After killing two rival gang members in New York, he arrived
in Chicago in 1919 to let things back in New York cool down
and set up home at 7244 South Prairie Avenue. In Chicago
he became the protégé of gangster John Torrio,
becoming his business partner after just three years and taking
over the racket when Torrio was run out of town. Capone ruled
the city's illegal vice network - comprising of brothels,
speakeasies, gambling halls, race tracks, breweries, and nightclubs
- between 1925 and 1930. His underground empire was rumoured
to have netted an income of $100 million per year. He was
run out of town to Florida in 1928. Capone was eventually
caught by a bunch of determined Federal Agents, known as the
'Untouchables', led by Eliott Ness, who procured
to convict Capone on a simple charge of tax evasion in 1931.
He died of syphilis in Miami, Florida in 1947.
Take a gangster tour of Chicago
Today, you can take in the history of Chicago's seedy past
with an Untouchable Gangster Tour. The tours, which
run every day and take two hours, are led by guides wearing
gangster suits and talking the lingo. For $24 you'll be ushered
on board an old school bus that's been painted black to make
it look like an old gangster car. The guides are funny but
also extremely knowledgeable. You can take in the sights like
Cicero Restaurant where Capone had a speakeasy; Al
Capone's brewery; Holy Name Cathedral, site of an assassination;
Chinatown - Capone's area with the church where he
prayed, his first place of work, and where he first shot a
gangster; the Sicilian neighbourhood, and the site
of the St.
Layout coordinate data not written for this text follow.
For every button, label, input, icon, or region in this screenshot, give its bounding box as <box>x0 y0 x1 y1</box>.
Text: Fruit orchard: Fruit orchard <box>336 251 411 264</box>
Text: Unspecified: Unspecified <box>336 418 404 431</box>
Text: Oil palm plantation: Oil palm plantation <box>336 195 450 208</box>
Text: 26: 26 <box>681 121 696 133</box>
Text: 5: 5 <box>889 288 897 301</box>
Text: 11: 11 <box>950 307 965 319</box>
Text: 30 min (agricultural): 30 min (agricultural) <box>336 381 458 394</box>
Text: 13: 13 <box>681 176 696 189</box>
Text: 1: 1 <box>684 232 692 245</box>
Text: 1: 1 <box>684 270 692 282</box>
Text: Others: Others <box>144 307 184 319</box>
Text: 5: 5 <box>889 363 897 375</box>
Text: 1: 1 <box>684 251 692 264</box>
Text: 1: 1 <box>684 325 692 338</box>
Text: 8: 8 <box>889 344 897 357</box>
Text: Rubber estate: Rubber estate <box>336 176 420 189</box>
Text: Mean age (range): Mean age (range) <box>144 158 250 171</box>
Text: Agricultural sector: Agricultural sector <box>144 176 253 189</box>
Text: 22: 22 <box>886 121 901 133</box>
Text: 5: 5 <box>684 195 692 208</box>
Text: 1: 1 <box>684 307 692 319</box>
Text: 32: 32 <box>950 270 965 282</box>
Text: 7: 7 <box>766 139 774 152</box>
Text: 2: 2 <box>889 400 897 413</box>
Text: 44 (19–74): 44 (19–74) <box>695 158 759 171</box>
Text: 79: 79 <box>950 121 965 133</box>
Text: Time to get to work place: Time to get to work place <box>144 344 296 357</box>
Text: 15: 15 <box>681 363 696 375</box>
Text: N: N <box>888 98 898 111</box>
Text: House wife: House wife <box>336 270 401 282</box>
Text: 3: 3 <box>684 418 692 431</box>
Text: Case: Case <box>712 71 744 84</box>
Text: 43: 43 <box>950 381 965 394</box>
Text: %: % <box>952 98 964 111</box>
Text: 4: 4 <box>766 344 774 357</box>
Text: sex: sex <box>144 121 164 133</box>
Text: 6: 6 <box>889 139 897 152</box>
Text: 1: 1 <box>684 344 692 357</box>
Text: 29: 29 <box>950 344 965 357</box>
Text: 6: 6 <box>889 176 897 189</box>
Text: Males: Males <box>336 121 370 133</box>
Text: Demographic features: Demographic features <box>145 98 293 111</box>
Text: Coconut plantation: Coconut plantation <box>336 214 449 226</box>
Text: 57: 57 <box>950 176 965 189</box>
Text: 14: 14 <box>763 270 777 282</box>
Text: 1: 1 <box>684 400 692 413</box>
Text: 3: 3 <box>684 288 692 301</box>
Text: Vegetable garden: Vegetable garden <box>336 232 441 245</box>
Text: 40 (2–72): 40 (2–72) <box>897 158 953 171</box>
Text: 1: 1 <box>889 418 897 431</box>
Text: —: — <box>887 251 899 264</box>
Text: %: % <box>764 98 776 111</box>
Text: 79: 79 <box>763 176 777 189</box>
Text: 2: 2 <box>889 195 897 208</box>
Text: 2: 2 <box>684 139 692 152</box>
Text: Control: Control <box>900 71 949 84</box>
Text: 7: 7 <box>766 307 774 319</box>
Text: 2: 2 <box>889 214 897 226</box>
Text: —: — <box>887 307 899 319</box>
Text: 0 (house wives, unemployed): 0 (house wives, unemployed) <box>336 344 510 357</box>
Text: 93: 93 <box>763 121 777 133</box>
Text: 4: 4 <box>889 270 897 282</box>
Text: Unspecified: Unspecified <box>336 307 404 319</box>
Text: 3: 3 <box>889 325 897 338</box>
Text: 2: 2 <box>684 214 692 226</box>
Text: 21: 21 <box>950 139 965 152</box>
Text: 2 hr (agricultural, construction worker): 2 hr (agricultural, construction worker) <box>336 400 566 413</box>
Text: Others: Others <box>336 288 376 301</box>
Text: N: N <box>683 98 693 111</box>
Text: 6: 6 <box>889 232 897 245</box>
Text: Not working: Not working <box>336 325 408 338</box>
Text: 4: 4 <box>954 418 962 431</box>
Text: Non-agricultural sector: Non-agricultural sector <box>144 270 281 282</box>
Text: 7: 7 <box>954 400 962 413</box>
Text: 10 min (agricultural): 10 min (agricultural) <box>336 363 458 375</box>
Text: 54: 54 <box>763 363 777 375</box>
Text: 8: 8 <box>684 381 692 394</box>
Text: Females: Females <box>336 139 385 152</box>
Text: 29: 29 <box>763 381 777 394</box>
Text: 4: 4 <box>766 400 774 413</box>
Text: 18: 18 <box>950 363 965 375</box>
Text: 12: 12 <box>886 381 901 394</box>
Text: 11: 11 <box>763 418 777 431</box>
Valentine Day's Massacre.
Top gangster sites in Chicago
St. Valentine's Massacre Garage
2122 N. Clark Street is the site of Capone's most notorious
killing. On February 14th 1929, four of Capone's men, two
dressed as police, went into a garage which was the liquor
headquarters of rival "Bugs" Moran's North Side
gang. Moran's men, thinking it was a police raid, dropped
their guns and put their hands against the wall. Capone's
gang leaded them with 150 bullets killing seven men, though
Moran was in safety across the road. Capone had a watertight
alibi - he was in Florida that day. City officials - reluctant
to celebrate their dark past - have removed all signs of the
garage's existence and today the site is a fenced garden.
Shoenberg Brewery
The Shoenberg Brewery is a magnificent old, brownstone building.
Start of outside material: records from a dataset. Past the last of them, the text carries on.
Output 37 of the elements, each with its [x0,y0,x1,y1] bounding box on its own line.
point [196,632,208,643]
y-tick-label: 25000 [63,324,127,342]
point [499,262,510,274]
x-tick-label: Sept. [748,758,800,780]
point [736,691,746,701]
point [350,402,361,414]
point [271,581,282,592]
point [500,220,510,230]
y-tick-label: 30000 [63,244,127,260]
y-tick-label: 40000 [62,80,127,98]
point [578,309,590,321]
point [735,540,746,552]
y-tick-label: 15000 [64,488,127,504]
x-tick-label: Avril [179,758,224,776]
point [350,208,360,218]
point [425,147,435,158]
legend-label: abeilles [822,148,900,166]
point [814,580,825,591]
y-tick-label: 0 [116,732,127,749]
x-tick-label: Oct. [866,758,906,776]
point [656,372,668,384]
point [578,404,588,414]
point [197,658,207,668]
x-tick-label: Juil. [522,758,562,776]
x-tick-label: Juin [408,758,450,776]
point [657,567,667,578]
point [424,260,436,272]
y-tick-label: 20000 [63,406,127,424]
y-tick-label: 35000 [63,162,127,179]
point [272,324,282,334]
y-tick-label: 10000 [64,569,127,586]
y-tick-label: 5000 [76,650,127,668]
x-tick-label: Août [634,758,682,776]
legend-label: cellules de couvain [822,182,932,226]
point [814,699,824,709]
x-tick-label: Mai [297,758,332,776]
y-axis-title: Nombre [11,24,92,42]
In 1927 there were 30,000 'speakeasies' (so called
from 'speaking easy' so that cops couldn't hear) in the United
States - twice the number of legal bars before the era of
prohibition. Shoenberg was where Capone's gang stored and
brewed liquor to supply to the speakeasy racket.
Red Lion Pub
Chicago's other 1930s outlaw was John Dillinger, notorious
bank robber, murderer, and the nation's public enemy number
one - according to the FBI at the time. Every year in July,
curious anoraks assemble to commemorate the death of this
alternative folk hero outside the Biograph Theatre where he
was betrayed to FBI agents by Romanian brothel-keeper Anna
Sage. The agents took their cue to shoot Dillinger on
spotting Anna's striking red dress as she led him out of the
cinema at 10.30pm on July 22nd 1934. During the commemoration,
a procession leads to the very spot where Anna Sage and her
girlfriend, Polly Hamilton, accompany an oblivious John Dillinger
out of the cinema that fateful night. The event is replayed
and re-enacted accurately, including the match lit by Special
Agent Melvin Purvis which alerted fellow agents of the outlaw's
exit. The event's highlight is the ritualistic pouring of
beer over the exact spot Dillinger fell to the FBI's bullets.